Solidarians and humanitarians in the land of Xenios Zeus: Responses to the “(European) migration crisis”
Lecture by Katerina Rozakou, Panteion University of Social and Political Sciences.
The emergence of a vast and diverse landscape of humanitarian actors as response to the “(European) migration crisis” has been described as new, solidarity, volunteer or amateur humanitarianism. Scholars have felt the need to coin these new terms in an attempt to describe a humanitarian milieu that is exemplified by informal and often ad hoc groups, and what has come to be known as “independent volunteers”.
Especially since 2015, Greece has become the epicentre not only of the “(European) migration crisis” but also of such forms of humanitarianism.

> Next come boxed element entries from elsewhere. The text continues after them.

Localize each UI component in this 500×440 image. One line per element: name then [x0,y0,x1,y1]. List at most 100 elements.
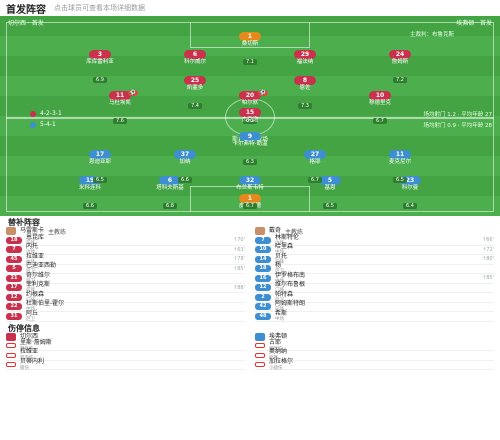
shirt-number: 9 [239,132,261,141]
shirt-number: 25 [184,76,206,85]
shirt-number: 23 [399,176,421,185]
sub-row[interactable]: 31 阿丘 后卫 [6,309,245,322]
away-player[interactable]: 27 格耶 6.7 [293,150,337,185]
injury-row[interactable]: 奥纳纳 停赛 [255,349,494,361]
goal-icon: ⚽ [257,90,268,96]
injury-row[interactable]: 贝蒂内利 膝伤 [6,358,245,371]
sub-row[interactable]: 16 伊罗格布南 中场 ↑85' [255,272,494,284]
player-rating: 7.3 [298,103,312,109]
sub-row[interactable]: 45 拉维亚 中场 ↑78' [6,253,245,265]
injury-reason: 膝伤 [20,365,29,371]
injury-icon [6,343,16,349]
sub-row[interactable]: 21 奇尔维尔 后卫 [6,271,245,284]
player-rating: 6.6 [83,203,97,209]
player-rating: 6.7 [243,203,257,209]
home-player[interactable]: 20 帕尔默 8.1 ⚽ [228,90,272,126]
player-name: 恩佐 [299,85,311,91]
coach-avatar [6,227,16,235]
injury-row[interactable]: 拉维亚 肌肉伤 [6,348,245,362]
bottom-penalty-box [190,186,310,212]
sub-number: 18 [6,236,22,244]
home-player[interactable]: 24 詹姆斯 7.2 [378,50,422,85]
injury-reason: 肌肉伤 [20,356,34,362]
sub-event: ↑63' [233,246,245,253]
away-coach[interactable]: 戴奇 主教练 [255,226,494,236]
sub-event: ↑78' [233,256,245,263]
home-coach-role: 主教练 [48,228,67,236]
sub-event: ↑66' [482,237,494,244]
sub-number: 7 [6,246,22,254]
sub-name: 奇尔维尔 [26,271,51,279]
shirt-number: 8 [294,76,316,85]
home-injuries: 切尔西 里斯·詹姆斯 腿筋伤 拉维亚 肌肉伤 贝蒂内利 膝伤 [6,332,245,371]
sub-row[interactable]: 12 维尔布鲁根 门将 [255,282,494,293]
sub-row[interactable]: 14 贝托 前锋 ↑80' [255,253,494,265]
shirt-number: 32 [239,176,261,185]
sub-name: 杨 [275,262,282,270]
player-rating: 6.6 [178,177,192,183]
player-rating: 6.5 [93,177,107,183]
home-player[interactable]: 25 凯塞多 7.4 [173,76,217,111]
injury-row[interactable]: 古耶 脚踝伤 [255,339,494,352]
sub-event: ↑70' [233,237,245,244]
player-rating: 8.1 [243,118,257,124]
sub-position: 后卫 [26,316,35,322]
sub-row[interactable]: 22 杜斯伯里-霍尔 中场 [6,301,245,312]
injury-row[interactable]: 加拉格尔 小腿伤 [255,358,494,371]
injury-icon [255,362,265,368]
player-name: 福法纳 [296,59,314,65]
sub-name: 林斯特伦 [275,233,300,241]
away-coach-role: 主教练 [285,228,304,236]
sub-position: 中场 [275,250,284,256]
sub-position: 前锋 [275,259,284,265]
player-name: 基恩 [324,185,336,191]
player-name: 布兰斯韦特 [236,185,264,191]
home-coach[interactable]: 马雷斯卡 主教练 [6,226,245,236]
injury-reason: 脚踝伤 [269,346,283,352]
sub-name: 恩昆库 [26,233,45,241]
away-player[interactable]: 11 麦克尼尔 6.5 [378,150,422,185]
sub-number: 14 [255,255,271,263]
sub-row[interactable]: 48 希斯 中场 [255,310,494,322]
player-name: 加纳 [179,159,191,165]
injury-reason: 腿筋伤 [20,346,34,352]
home-color-dot [30,110,36,117]
sub-row[interactable]: 17 菲利克斯 前锋 ↑88' [6,282,245,293]
sub-row[interactable]: 5 巴迪亚西勒 后卫 ↑85' [6,263,245,274]
referee-label: 主裁判：布鲁克斯 [410,32,455,38]
away-player[interactable]: 5 基恩 6.5 [308,176,352,211]
sub-name: 阿丘 [26,309,39,317]
shirt-number: 10 [369,91,391,100]
away-player[interactable]: 23 科尔曼 6.4 [388,176,432,211]
home-player[interactable]: 8 恩佐 7.3 [283,76,327,111]
sub-row[interactable]: 42 阿姆斯特朗 前锋 [255,301,494,312]
injured-player: 拉维亚 [20,348,39,356]
away-player[interactable]: 17 恩迪亚耶 6.5 [78,150,122,185]
home-player[interactable]: 10 穆德里克 6.7 [358,91,402,126]
home-player[interactable]: 11 马杜埃凯 7.6 ⚽ [98,90,142,126]
away-player[interactable]: 37 加纳 6.6 [163,150,207,185]
player-name: 卡尔弗特-勒温 [232,141,268,147]
away-color-dot [30,121,36,128]
away-player[interactable]: 32 布兰斯韦特 6.7 [228,176,272,211]
sub-row[interactable]: 7 林斯特伦 边锋 ↑66' [255,233,494,246]
sub-row[interactable]: 18 杨后卫 [255,262,494,274]
away-player[interactable]: 19 米科连科 6.6 [68,176,112,211]
injury-row[interactable]: 里斯·詹姆斯 腿筋伤 [6,339,245,352]
away-player[interactable]: 6 塔科夫斯基 6.8 [148,176,192,211]
home-player[interactable]: 3 库库雷利亚 6.9 [78,50,122,85]
sub-row[interactable]: 18 恩昆库 前锋 ↑70' [6,233,245,246]
away-player[interactable]: 9 卡尔弗特-勒温 6.3 [228,132,272,167]
sub-row[interactable]: 12 约根森 门将 [6,291,245,303]
player-rating: 7.2 [393,77,407,83]
player-rating: 6.5 [323,203,337,209]
shirt-number: 5 [319,176,341,185]
away-coach-name: 戴奇 [269,227,282,234]
player-name: 格耶 [309,159,321,165]
home-subs: 马雷斯卡 主教练 18 恩昆库 前锋 ↑70' 7 内托 边锋 ↑63' 45 拉维亚 中场 ↑78'… [6,226,245,322]
sub-row[interactable]: 10 哈里森 中场 ↑72' [255,244,494,256]
sub-row[interactable]: 7 内托 边锋 ↑63' [6,244,245,255]
home-player[interactable]: 1 桑切斯 7.1 [228,32,272,67]
sub-position: 中场 [26,259,35,265]
sub-row[interactable]: 2 帕特森 后卫 [255,291,494,303]
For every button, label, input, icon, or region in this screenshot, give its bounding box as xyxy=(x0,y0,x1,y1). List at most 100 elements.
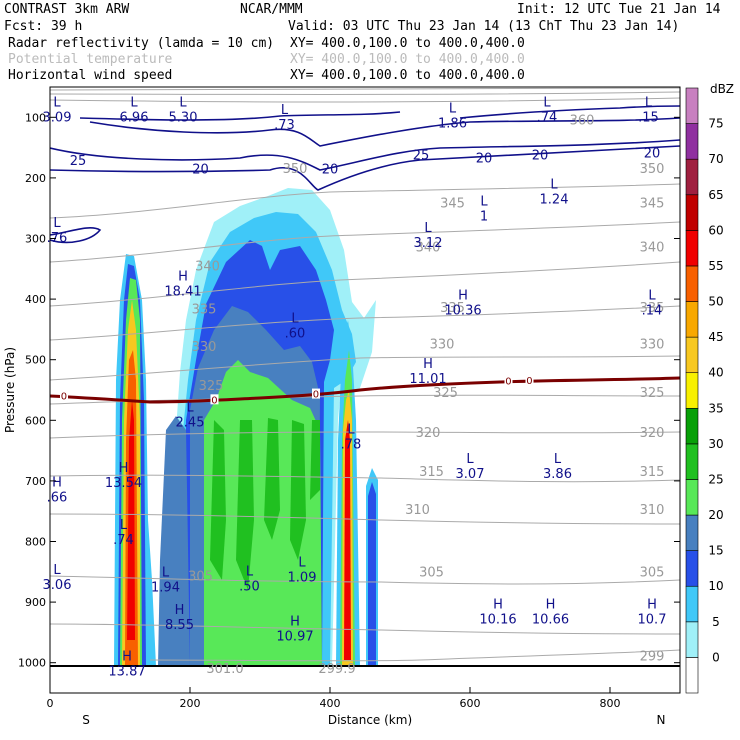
extremum-value: 3.06 xyxy=(43,578,72,593)
extremum-value: .73 xyxy=(274,118,295,133)
colorbar-swatch xyxy=(685,336,699,374)
refl-tower-east-55dbz xyxy=(344,420,351,660)
colorbar-level-label: 70 xyxy=(708,152,723,166)
theta-contour-label: 340 xyxy=(195,259,220,274)
refl-region-35dbz-b xyxy=(236,420,254,590)
extremum-marker: L xyxy=(480,194,488,209)
plot-frame xyxy=(49,86,681,694)
extremum-value: .60 xyxy=(285,326,306,341)
wind-contour-label: 20 xyxy=(476,152,493,167)
theta-contour-label: 325 xyxy=(640,386,665,401)
theta-contour-360 xyxy=(50,97,680,103)
theta-contour-label: 345 xyxy=(640,196,665,211)
theta-contour-350 xyxy=(50,183,680,219)
header-init: Init: 12 UTC Tue 21 Jan 14 xyxy=(517,2,721,17)
wind-speed-contours xyxy=(50,105,680,244)
theta-contour-label: 305 xyxy=(419,565,444,580)
x-axis-right-label: N xyxy=(657,713,666,727)
wind-contour-25 xyxy=(50,139,680,171)
y-tick-label: 600 xyxy=(25,414,46,427)
extremum-value: 1.94 xyxy=(151,580,180,595)
colorbar-swatch xyxy=(685,479,699,516)
colorbar-swatch xyxy=(685,372,699,409)
extremum-marker: L xyxy=(543,96,551,111)
colorbar-level-label: 25 xyxy=(708,472,723,486)
theta-contour-label: 345 xyxy=(440,196,465,211)
y-axis-label: Pressure (hPa) xyxy=(3,347,17,433)
wind-contour-20 xyxy=(50,145,680,191)
wind-contour-west-cutoff xyxy=(50,227,102,244)
colorbar: 0 5 10 15 20 25 30 35 40 45 50 55 60 65 70 75 xyxy=(685,87,724,694)
header-model: CONTRAST 3km ARW xyxy=(4,2,129,17)
theta-contour-label: 301.0 xyxy=(206,662,243,677)
extremum-value: 10.66 xyxy=(532,612,569,627)
theta-contour-301 xyxy=(50,623,680,635)
zero-isotherm-label-bg xyxy=(59,390,68,401)
extremum-value: 3.86 xyxy=(543,467,572,482)
y-tick-label: 500 xyxy=(25,354,46,367)
theta-contour-label: 305 xyxy=(188,570,213,585)
colorbar-swatch xyxy=(685,443,699,480)
theta-contour-335 xyxy=(50,305,680,341)
theta-contour-label: 340 xyxy=(416,241,441,256)
header-org: NCAR/MMM xyxy=(240,2,303,17)
extremum-marker: L xyxy=(130,96,138,111)
extremum-marker: L xyxy=(162,565,170,580)
extremum-value: .14 xyxy=(642,303,663,318)
colorbar-swatch xyxy=(685,621,699,658)
extremum-value: .74 xyxy=(537,111,558,126)
colorbar-level-label: 65 xyxy=(708,188,723,202)
colorbar-swatch xyxy=(685,407,699,445)
field-xy-theta: XY= 400.0,100.0 to 400.0,400.0 xyxy=(290,52,525,67)
extremum-marker: L xyxy=(281,103,289,118)
extremum-value: 1.86 xyxy=(438,117,467,132)
extremum-marker: L xyxy=(554,452,562,467)
theta-contour-label: 320 xyxy=(416,426,441,441)
extremum-value: .50 xyxy=(239,580,260,595)
zero-isotherm-line xyxy=(50,376,680,404)
extremum-marker: H xyxy=(119,461,129,476)
extremum-value: 5.30 xyxy=(169,111,198,126)
extremum-marker: H xyxy=(647,597,657,612)
extremum-marker: H xyxy=(122,650,132,665)
theta-contour-label: 335 xyxy=(440,301,465,316)
theta-contour-label: 299 xyxy=(640,650,665,665)
x-tick-label: 400 xyxy=(320,697,341,710)
extremum-value: 10.7 xyxy=(638,612,667,627)
colorbar-level-label: 10 xyxy=(708,579,723,593)
extremum-value: 3.07 xyxy=(456,467,485,482)
y-tick-label: 1000 xyxy=(18,657,46,670)
colorbar-level-label: 5 xyxy=(712,615,720,629)
theta-contour-320 xyxy=(50,431,680,439)
y-tick-label: 300 xyxy=(25,233,46,246)
colorbar-level-label: 60 xyxy=(708,223,723,237)
zero-isotherm-label: 0 xyxy=(526,376,532,387)
wind-contour-35 xyxy=(79,111,401,121)
extremum-value: .78 xyxy=(341,437,362,452)
theta-contour-label: 299.9 xyxy=(318,662,355,677)
extremum-marker: L xyxy=(53,563,61,578)
colorbar-swatch xyxy=(685,194,699,231)
colorbar-swatch xyxy=(685,87,699,124)
theta-contour-label: 315 xyxy=(419,465,444,480)
extremum-value: 1 xyxy=(480,209,488,224)
extremum-marker: H xyxy=(52,476,62,491)
refl-tower-west-55dbz xyxy=(127,400,135,640)
theta-contour-label: 360 xyxy=(570,113,595,128)
extremum-marker: L xyxy=(449,102,457,117)
colorbar-swatch xyxy=(685,301,699,338)
extremum-value: 10.16 xyxy=(479,612,516,627)
wind-contour-jet-core xyxy=(459,105,680,119)
wind-contour-label: 25 xyxy=(413,148,430,163)
extremum-value: 11.01 xyxy=(409,372,446,387)
theta-contour-315 xyxy=(50,474,680,483)
theta-contour-label: 325 xyxy=(199,379,224,394)
extremum-marker: H xyxy=(458,288,468,303)
x-tick-label: 200 xyxy=(180,697,201,710)
x-tick-label: 0 xyxy=(47,697,54,710)
x-axis-left-label: S xyxy=(82,713,90,727)
extremum-value: 1.09 xyxy=(288,571,317,586)
wind-contour-30 xyxy=(89,117,680,147)
y-tick-label: 900 xyxy=(25,596,46,609)
colorbar-swatch xyxy=(685,550,699,587)
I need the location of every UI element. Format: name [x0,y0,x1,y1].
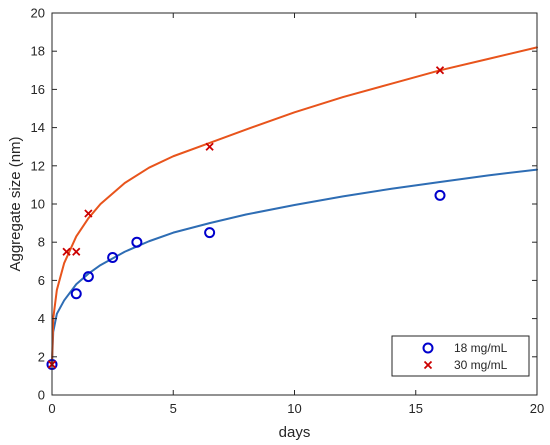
x-tick-label: 20 [530,401,544,416]
y-tick-label: 16 [31,82,45,97]
x-marker [84,209,93,218]
circle-marker [434,189,446,201]
y-tick-label: 10 [31,197,45,212]
circle-marker [204,227,216,239]
y-tick-label: 18 [31,44,45,59]
circle-marker [131,236,143,248]
legend-label-18-mg: 18 mg/mL [454,341,508,355]
legend-label-30-mg: 30 mg/mL [454,358,508,372]
y-tick-label: 6 [38,273,45,288]
circle-marker [82,271,94,283]
y-axis-title: Aggregate size (nm) [7,136,24,271]
x-marker [205,142,214,151]
x-marker [72,247,81,256]
x-marker [435,66,445,75]
legend-marker-30-mg [423,360,433,370]
x-tick-label: 0 [48,401,55,416]
fit-curve-0 [51,168,538,366]
x-marker [62,247,71,256]
data-markers [46,66,446,370]
y-tick-label: 12 [31,158,45,173]
y-tick-label: 20 [31,6,45,21]
fit-curve-1 [51,46,538,366]
legend-marker-18-mg [422,342,434,354]
x-tick-label: 5 [170,401,177,416]
legend-marker [422,342,434,354]
x-axis-title: days [279,424,311,441]
y-tick-label: 4 [38,311,45,326]
y-tick-label: 14 [31,120,45,135]
y-tick-label: 2 [38,349,45,364]
legend-marker [423,360,433,370]
x-tick-label: 15 [409,401,423,416]
legend: 18 mg/mL 30 mg/mL [391,335,530,377]
fit-curves [51,46,538,366]
y-tick-label: 0 [38,388,45,403]
legend-box [391,335,530,377]
axis-ticks: 0 5 10 15 20 0 2 4 6 8 10 12 14 16 18 20 [31,6,545,417]
circle-marker [70,288,82,300]
circle-marker [107,251,119,263]
y-tick-label: 8 [38,235,45,250]
x-tick-label: 10 [287,401,301,416]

But why did Greece attract all these volunteers? What was the fertile ground that enabled the growth of these humanitarianisms?
Apart from addressing these questions, in this talk, I will reflect on how solidarity became the main trope with regard to the reception of the refugees/migrants in Greece, replacing hospitality as the par excellence model and Greek national attribute. Solidarity and the emic term allileggyos (solidarian) specifically, has a particular historical genealogy reflecting an antagonistic relationship with the state in Greece.
Thus (and quite differently to the volunteer), the solidarian is interrelated to the formation of subversive citizenships and it is deeply informed by Greek political history. During the “(European) migration crisis” the solidarian –and solidarity humanitarianism– has gained international currency and has become a self-identification concept for international volunteers.
Rozakou’s lecture is part of the closing conference for the Helping Hands Research Network on the Everyday Border work of European citizens, funded by the Danish Council for Independent Research.